Il dialogo fra abitanti del luogo e artisti provenienti da tutto il mondo ha caratterizzato insomma la creazione di questo vero e proprio museo all’aria aperta, nato in simbiosi con i luoghi che lo ospitano e volto a rendere coloro che vi sono nati o cresciuti dei custodi attenti e abitanti orgogliosi dei propri spazi. Le signore, per esempio, mi spiegano come non avessero inizialmente capito che l’opera di Domenico Romeo dal titolo “Alme sol invictus” fosse una meridiana (e mi fanno chiaramente intendere quanto poco l’apprezzino) mentre sono rimaste stupite da Pantonio, l’artista che ha dipinto su una palazzina delle straordinarie balene danzanti.
Pensare che solo poco prima, mi svelano, l’artista era partito da un’idea del tutto diversa, ma poi, ascoltando il parere degli abitanti e temendo i fili pericolosi che pendevano dalla cima del palazzo, ha improvvisato un cambiamento radicale e spettacolare insieme, regalando al quartiere un branco di balene che sembrano giocare fra le finestre e i deumidificatori della palazzina.
Coinvolta in questo gioco, anch’io mi diverto a passeggiare in mezzo a queste grandi e variegate opere, decidendo quali mi colpiscono di più e quali invece non mi trasmettono poi molto. D’altronde, uno dei vantaggi dell’arte contemporanea, specialmente quando vive in mezzo alle persone comuni, è proprio quella di offrirsi totalmente ai giudizi della gente, senza preconcetti né obblighi di comprensione, restituendo all’arte una piena dimensione di socialità e di libertà. Eccovi quindi le mie opere preferite: fra le tante, mi piace citare “Io sarò” di Guido Van Helten (con una bambina che sembra appena uscita da una foto di McCurry) e “Assolo” di Danilo Bucchi, moderna Dorothy dalle scarpette rosse.
È proprio Danilo Bucchi a ricordare come questo sia “un museo per il popolo, frequentato da un pubblico molto più spietato e più diretto ma anche più familiare.”
Le signore che ho incontrato, e la mia breve ma sincera esperienza del luogo, non fanno che dargli ragione.

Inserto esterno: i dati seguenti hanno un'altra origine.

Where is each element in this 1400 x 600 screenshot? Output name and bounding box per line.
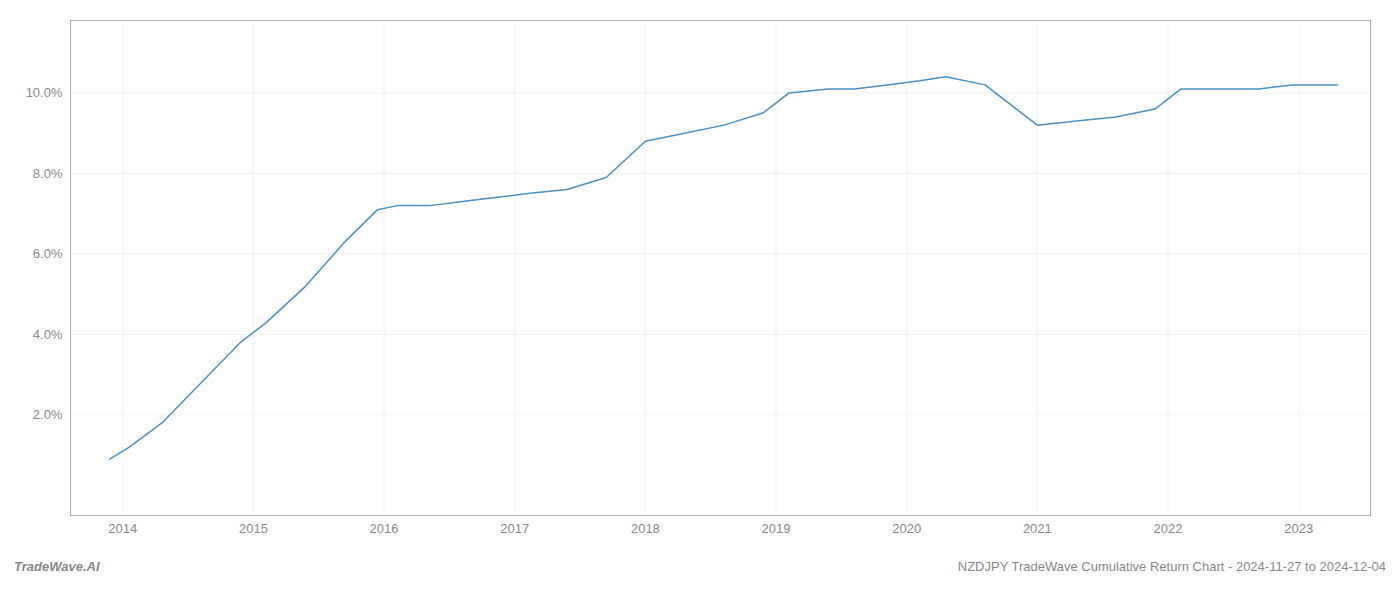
html-text:TradeWave.AI: TradeWave.AI <box>14 559 100 574</box>
svg-text:2018: 2018 <box>631 521 660 536</box>
svg-text:2.0%: 2.0% <box>33 407 63 422</box>
svg-text:2021: 2021 <box>1023 521 1052 536</box>
svg-text:2023: 2023 <box>1284 521 1313 536</box>
svg-text:2016: 2016 <box>370 521 399 536</box>
svg-text:2014: 2014 <box>108 521 137 536</box>
svg-text:10.0%: 10.0% <box>26 85 63 100</box>
html-text:NZDJPY TradeWave Cumulative Re: NZDJPY TradeWave Cumulative Return Chart… <box>957 559 1386 574</box>
svg-text:4.0%: 4.0% <box>33 327 63 342</box>
svg-text:2020: 2020 <box>892 521 921 536</box>
svg-text:6.0%: 6.0% <box>33 246 63 261</box>
svg-text:2017: 2017 <box>500 521 529 536</box>
svg-text:2022: 2022 <box>1154 521 1183 536</box>
svg-text:2015: 2015 <box>239 521 268 536</box>
svg-text:2019: 2019 <box>762 521 791 536</box>
svg-text:8.0%: 8.0% <box>33 166 63 181</box>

Giunta alla fine di questa prima parte del mio percorso alla scoperta di una Roma inusuale ma non per questo meno affascinante, non resisto alla tentazione di salutarvi con una delle opere più incisive e coinvolgenti dell’intero comprensorio: “Distanza uomo natura” di Jerico.
Conferma evidente e segno stupefatto di come l’arte, a volte persa nelle sale dei musei, a partire da zone inaspettate come Tor Marancia cerchi di tornare a tutti i costi fra la gente e nel mondo, connettendo, grazie alla bellezza, uomini ad altri uomini, tempi ad altri tempi e luoghi ad altri luoghi.